Throughout the customer journey, there should also be strong signals for your customer service. This can include clear ways to get in touch in order to humanise the process, particularly for online journeys, as well as clear information regarding delivery, returns and privacy. Each of these details will help to instil trust in customers, ultimately supporting them in their journey, and keeping them engaged and focused on completing the purchase.
Be flexible and act fast
With the news cycles continuously changing, we must ensure our content is always timely and appropriate, which can sometimes be challenging when things are planned and scheduled in advance. One wrong post can be detrimental to your brand reputation, particularly with companies being under even greater scrutiny by consumers.
Therefore, if you plan and schedule content, it has never been more important to revisit plans often to check the suitability of messages in the context of the current climate. As well as upcoming content, it is also recommended that older posts are checked from time to time. Outdated messages may not be appropriate for today’s climate so revisiting these can also help save brand reputation. However, it is always best to be transparent and honest. If deleting or editing an outdated piece of content, you might want to explain why to emphasise the age of the piece and that you understand it is not appropriate in today’s context. It’s all about taking accountability and showing your awareness of your role as a brand.
It is also important to allow room for flexibility so you can create content that is reactive to breaking news stories that may be relevant to your brand or industry. As well as helping your company stay relevant, it is also a way to become part of the news cycle, rather than trying to break through it with unrelated messages. Newsjacking isn’t necessarily a bad approach if you have something important to add.

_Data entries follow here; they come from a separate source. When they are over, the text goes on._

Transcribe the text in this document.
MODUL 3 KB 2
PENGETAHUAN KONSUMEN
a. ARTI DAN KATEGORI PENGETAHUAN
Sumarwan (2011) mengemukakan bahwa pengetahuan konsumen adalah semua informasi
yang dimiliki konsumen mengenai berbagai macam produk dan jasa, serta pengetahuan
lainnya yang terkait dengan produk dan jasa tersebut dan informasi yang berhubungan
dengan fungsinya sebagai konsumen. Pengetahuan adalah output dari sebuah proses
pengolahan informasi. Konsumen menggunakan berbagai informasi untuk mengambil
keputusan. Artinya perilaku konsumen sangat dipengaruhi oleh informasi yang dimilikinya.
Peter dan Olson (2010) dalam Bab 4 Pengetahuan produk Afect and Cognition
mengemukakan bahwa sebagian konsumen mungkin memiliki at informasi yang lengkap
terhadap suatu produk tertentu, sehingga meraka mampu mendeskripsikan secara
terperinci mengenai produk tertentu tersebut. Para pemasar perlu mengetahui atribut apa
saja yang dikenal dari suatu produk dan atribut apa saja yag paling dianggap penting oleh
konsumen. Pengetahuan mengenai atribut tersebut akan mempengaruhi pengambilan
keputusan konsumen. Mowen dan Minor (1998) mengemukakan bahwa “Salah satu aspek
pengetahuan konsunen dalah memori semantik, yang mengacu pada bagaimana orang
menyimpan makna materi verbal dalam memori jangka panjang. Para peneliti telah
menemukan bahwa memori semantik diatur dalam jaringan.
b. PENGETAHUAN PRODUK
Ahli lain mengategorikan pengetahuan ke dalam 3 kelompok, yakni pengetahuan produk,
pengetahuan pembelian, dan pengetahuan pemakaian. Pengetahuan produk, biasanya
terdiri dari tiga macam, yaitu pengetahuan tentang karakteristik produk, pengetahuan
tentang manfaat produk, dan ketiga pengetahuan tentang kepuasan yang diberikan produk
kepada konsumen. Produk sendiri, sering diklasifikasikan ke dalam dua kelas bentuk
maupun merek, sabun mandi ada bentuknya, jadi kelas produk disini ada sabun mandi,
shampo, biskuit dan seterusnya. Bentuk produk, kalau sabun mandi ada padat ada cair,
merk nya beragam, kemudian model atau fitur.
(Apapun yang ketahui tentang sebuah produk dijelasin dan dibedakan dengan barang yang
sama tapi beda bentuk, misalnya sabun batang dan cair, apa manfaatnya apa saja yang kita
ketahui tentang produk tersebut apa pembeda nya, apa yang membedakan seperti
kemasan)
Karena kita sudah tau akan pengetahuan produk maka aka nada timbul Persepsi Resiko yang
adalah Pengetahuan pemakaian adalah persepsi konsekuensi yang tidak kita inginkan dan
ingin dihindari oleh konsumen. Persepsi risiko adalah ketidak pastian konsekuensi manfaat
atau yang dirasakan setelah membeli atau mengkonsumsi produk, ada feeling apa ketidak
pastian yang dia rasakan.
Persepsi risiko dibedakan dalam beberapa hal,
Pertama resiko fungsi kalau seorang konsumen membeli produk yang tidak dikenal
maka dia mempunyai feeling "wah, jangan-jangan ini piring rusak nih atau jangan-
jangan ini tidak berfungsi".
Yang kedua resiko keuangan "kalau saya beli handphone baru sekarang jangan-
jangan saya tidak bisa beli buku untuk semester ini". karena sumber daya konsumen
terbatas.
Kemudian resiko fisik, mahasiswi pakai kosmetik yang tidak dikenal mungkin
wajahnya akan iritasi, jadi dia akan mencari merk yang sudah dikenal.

Turn off the news and take a break
Working in content, whether it’s your sole focus or just part of your job, can be exhausting, especially in the current breaking bad news cycle. Unknowingly, you have more than likely fallen into the role of keeping up with every update. While this can be overwhelming enough, you then have to think about what this could mean for your brand and content. Take time to switch off.
Everything does not need to be made into content. Well, at least not instantly, every time. While you might feel like you’re missing out on an opportunity, taking a break can help you clear your mind and as a result, find a more thoughtful and creative approach that will be more effective in achieving your goals. But work aside, it will do wonders for your personal well-being too, which at the end of the day, is what’s most important.
…. And there will be more on this as the stories develop, which I have no doubt they will!